3)  I had felt more comfortable just writing everything that came to mind, which helped me become a better writer not just recreationally, but in my essays in school as well.  It made me realize that I don't need it to be perfect when it first goes down on the page, and it doesn't need to be perfect for me to get past it.  You can -always- go back later, and that's the biggest thing I got out of that.


----------



## ChibiJaime (Jul 28, 2007)

Just write, write, write.

Egh, every time I go back to this thread, I pine for a writers' forum here on the board. But with everything that's going on lately, that's so unlikely...


----------



## Kyrre (Jul 28, 2007)

Yeah, I wouldn't mind seeing one of those myself.  I don't know if I'd post much in it... but I'd probably read a lot of it.  lol


----------



## Kiniel (Jul 30, 2007)

_


----------



## Vore Writer (Aug 13, 2007)

I tried a couple of times. I think the first time I did it I failed. I completely lost interest in the story I was writing. The chapters were pretty much repeat, nothing major was really happening, and I nuked it with a sucky ending. The second time I did it I passed, but I haven't touched the story since. I think I just wrote it to see if I could actually write 50,000 plus in a month.
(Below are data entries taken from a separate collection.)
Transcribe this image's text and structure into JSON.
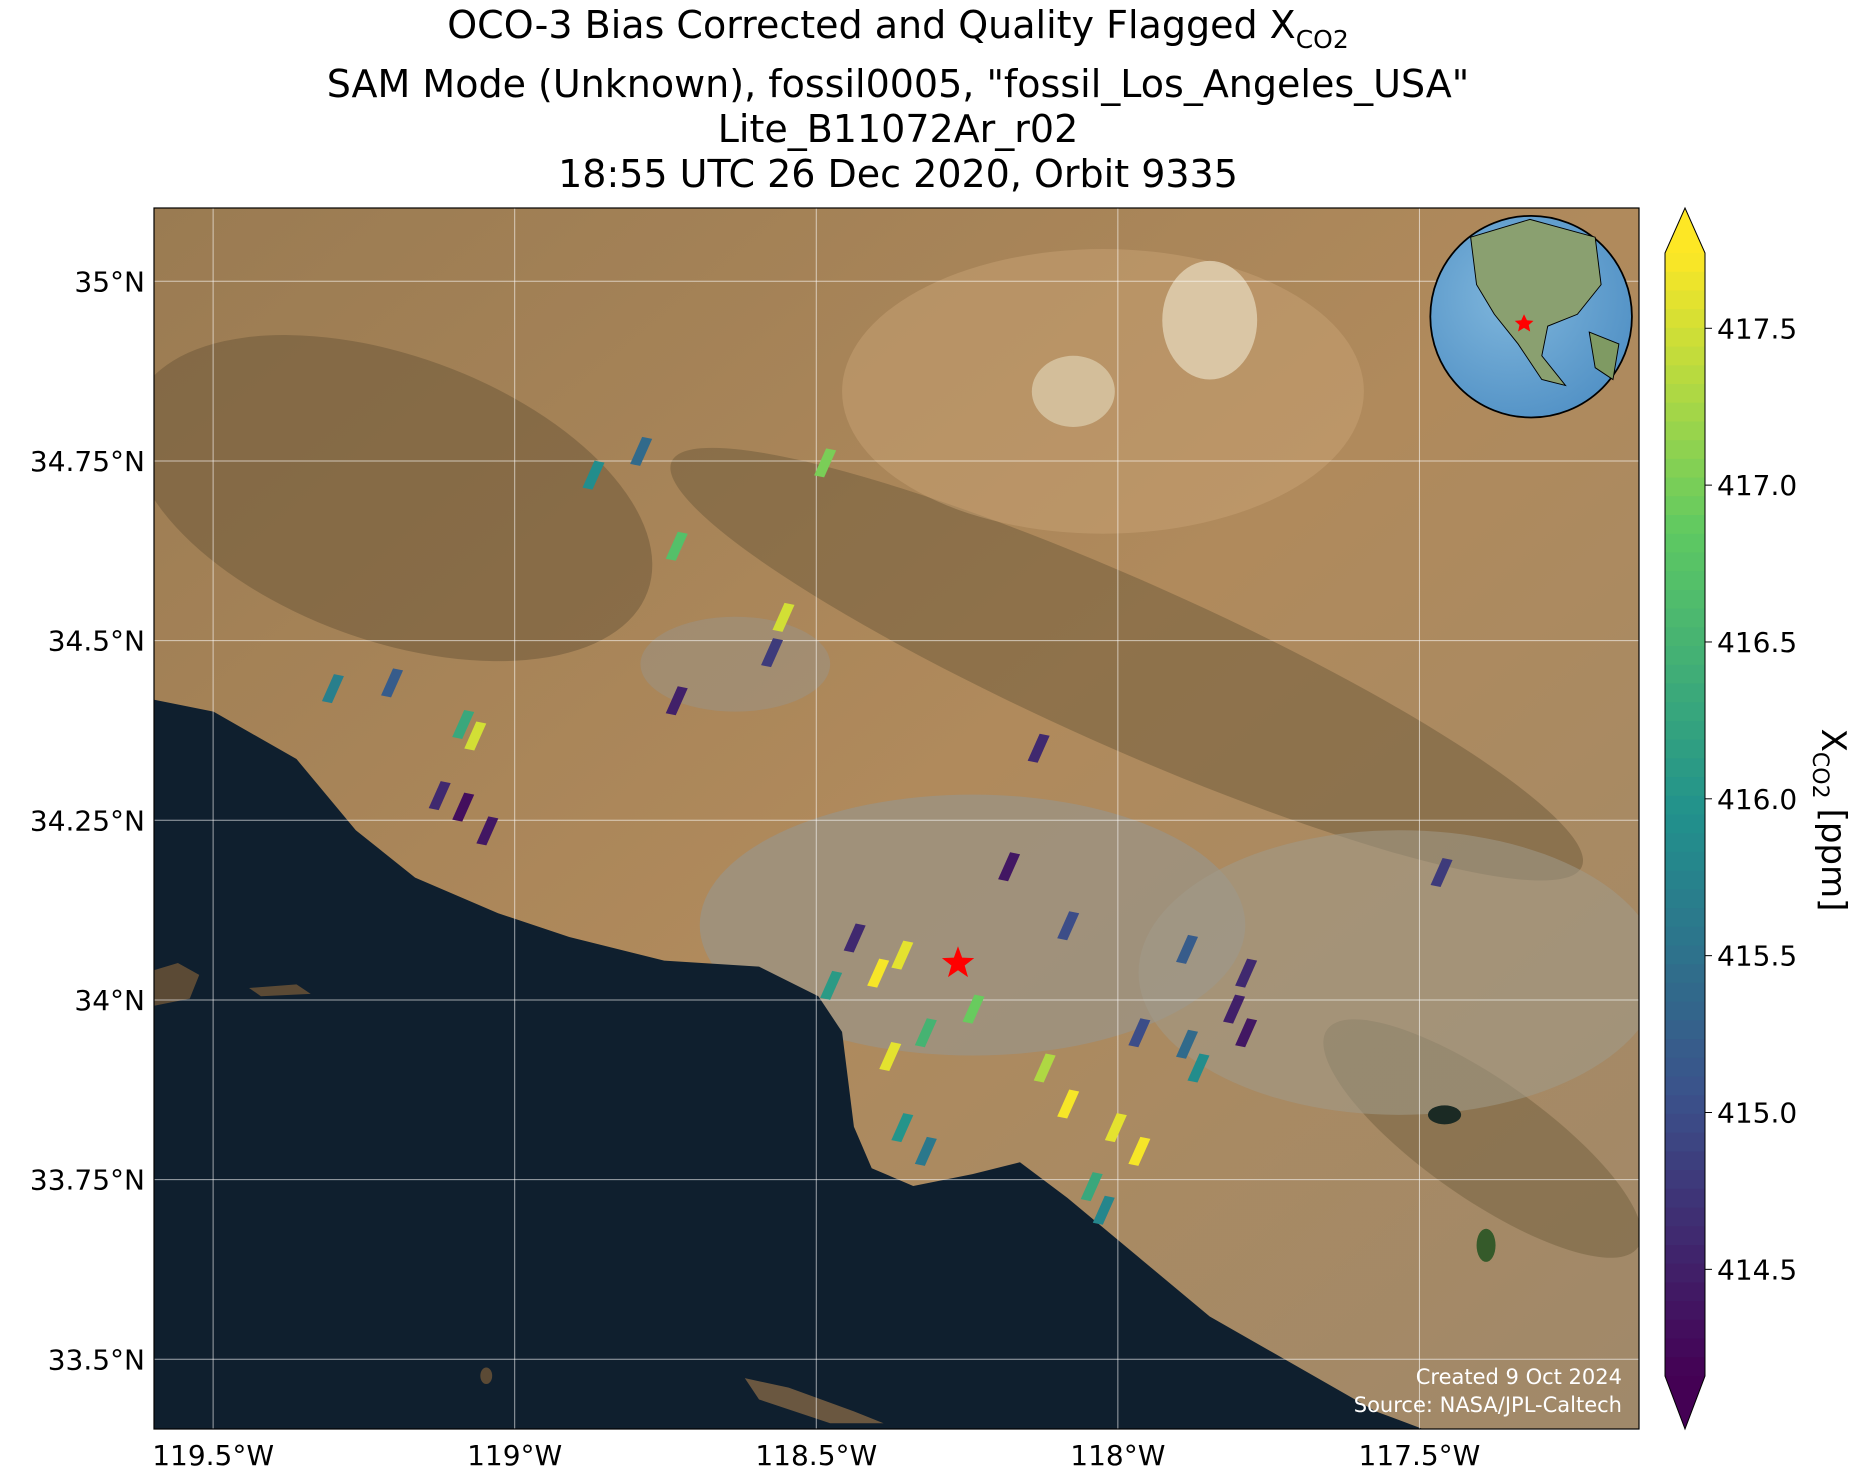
{
  "chart_data": {
    "type": "map",
    "title": "OCO-3 Bias Corrected and Quality Flagged X",
    "title_subscript": "CO2",
    "subtitle": [
      "SAM Mode (Unknown), fossil0005, \"fossil_Los_Angeles_USA\"",
      "Lite_B11072Ar_r02",
      "18:55 UTC 26 Dec 2020, Orbit 9335"
    ],
    "xlim": [
      -119.598,
      -117.136
    ],
    "ylim": [
      33.403,
      35.102
    ],
    "xticks": [
      {
        "value": -119.5,
        "label": "119.5°W"
      },
      {
        "value": -119,
        "label": "119°W"
      },
      {
        "value": -118.5,
        "label": "118.5°W"
      },
      {
        "value": -118,
        "label": "118°W"
      },
      {
        "value": -117.5,
        "label": "117.5°W"
      }
    ],
    "yticks": [
      {
        "value": 35,
        "label": "35°N"
      },
      {
        "value": 34.75,
        "label": "34.75°N"
      },
      {
        "value": 34.5,
        "label": "34.5°N"
      },
      {
        "value": 34.25,
        "label": "34.25°N"
      },
      {
        "value": 34,
        "label": "34°N"
      },
      {
        "value": 33.75,
        "label": "33.75°N"
      },
      {
        "value": 33.5,
        "label": "33.5°N"
      }
    ],
    "grid": true,
    "colorbar": {
      "label": "X",
      "label_subscript": "CO2",
      "label_units": "[ppm]",
      "vlim": [
        414.16,
        417.74
      ],
      "ticks": [
        417.5,
        {
          "value": 417.0,
          "label": "417.0"
        },
        416.5,
        {
          "value": 416.0,
          "label": "416.0"
        },
        415.5,
        {
          "value": 415.0,
          "label": "415.0"
        },
        414.5
      ],
      "colormap": "viridis"
    },
    "cells": {
      "lon": [
        -118.399,
        -118.359,
        -118.084,
        -118.005,
        -117.966,
        -118.123,
        -118.241,
        -118.32,
        -118.379,
        -118.359,
        -118.32,
        -118.045,
        -118.025,
        -117.966,
        -117.887,
        -117.809,
        -117.789,
        -117.868,
        -117.887,
        -117.789,
        -118.084,
        -118.182,
        -118.477,
        -118.438,
        -119.087,
        -119.047,
        -119.126,
        -119.067,
        -119.087,
        -119.303,
        -119.205,
        -118.871,
        -118.792,
        -118.733,
        -118.556,
        -118.575,
        -118.733,
        -118.487,
        -118.133,
        -117.465
      ],
      "lat": [
        34.038,
        34.063,
        33.856,
        33.823,
        33.79,
        33.906,
        33.988,
        33.955,
        33.922,
        33.823,
        33.79,
        33.741,
        33.708,
        33.955,
        33.939,
        33.988,
        33.955,
        33.906,
        34.071,
        34.038,
        34.104,
        34.186,
        34.021,
        34.087,
        34.269,
        34.236,
        34.285,
        34.368,
        34.384,
        34.434,
        34.442,
        34.731,
        34.764,
        34.632,
        34.533,
        34.484,
        34.417,
        34.748,
        34.351,
        34.178
      ],
      "values": [
        417.7,
        417.6,
        417.7,
        417.6,
        417.7,
        417.3,
        416.9,
        416.5,
        417.6,
        416.0,
        415.6,
        416.3,
        415.8,
        415.0,
        415.4,
        414.5,
        414.4,
        415.9,
        415.2,
        414.6,
        415.0,
        414.4,
        416.1,
        414.6,
        414.3,
        414.4,
        414.6,
        417.5,
        416.3,
        415.7,
        415.2,
        415.9,
        415.4,
        416.7,
        417.5,
        414.8,
        414.5,
        417.0,
        414.6,
        414.8
      ]
    },
    "site_marker": {
      "lon": -118.265,
      "lat": 34.051,
      "color": "#ff0000"
    },
    "credits": [
      "Created 9 Oct 2024",
      "Source: NASA/JPL-Caltech"
    ]
  }
}
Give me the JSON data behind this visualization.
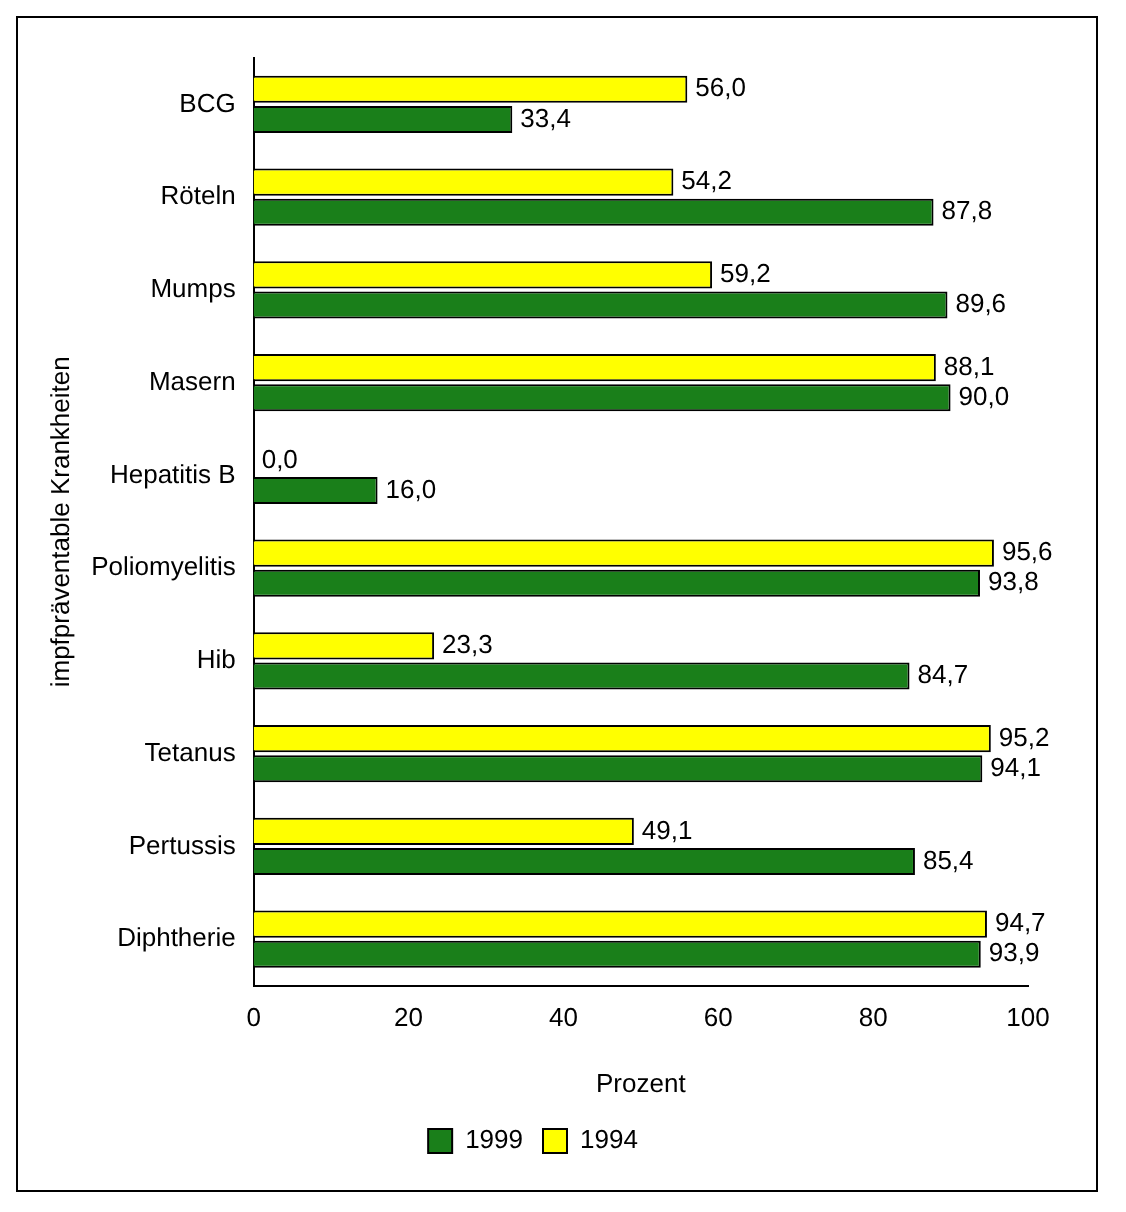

As for doing it this year, I have no idea. It depends if I'm still writing Run or not.

There's another thing called NanoWriye, and it's basically like Wrimo but you have a year and not a month to write. All you really do is just set a goal, and obviously you try and beat it by the end of the year.


----------



## ChibiJaime (Aug 14, 2007)

I don't know. Having a year to do it just seems... ehn. I'd forget and lose interest. A month gives my friends ample reason to be my ruthless slave-drivers cheerleaders.

Also, having a year just seems to take away from the original point, which was writing for writing's sake, not for having a perfectly sculpted piece at the end of the month.


----------



## fruitcake (Aug 15, 2007)

I participated last year, but I didn't finish.

I'm going to give it another shot this year.

I wish it wasn't in Novemeber... I'll probably be too busy fretting about midterms to finish (again!).


----------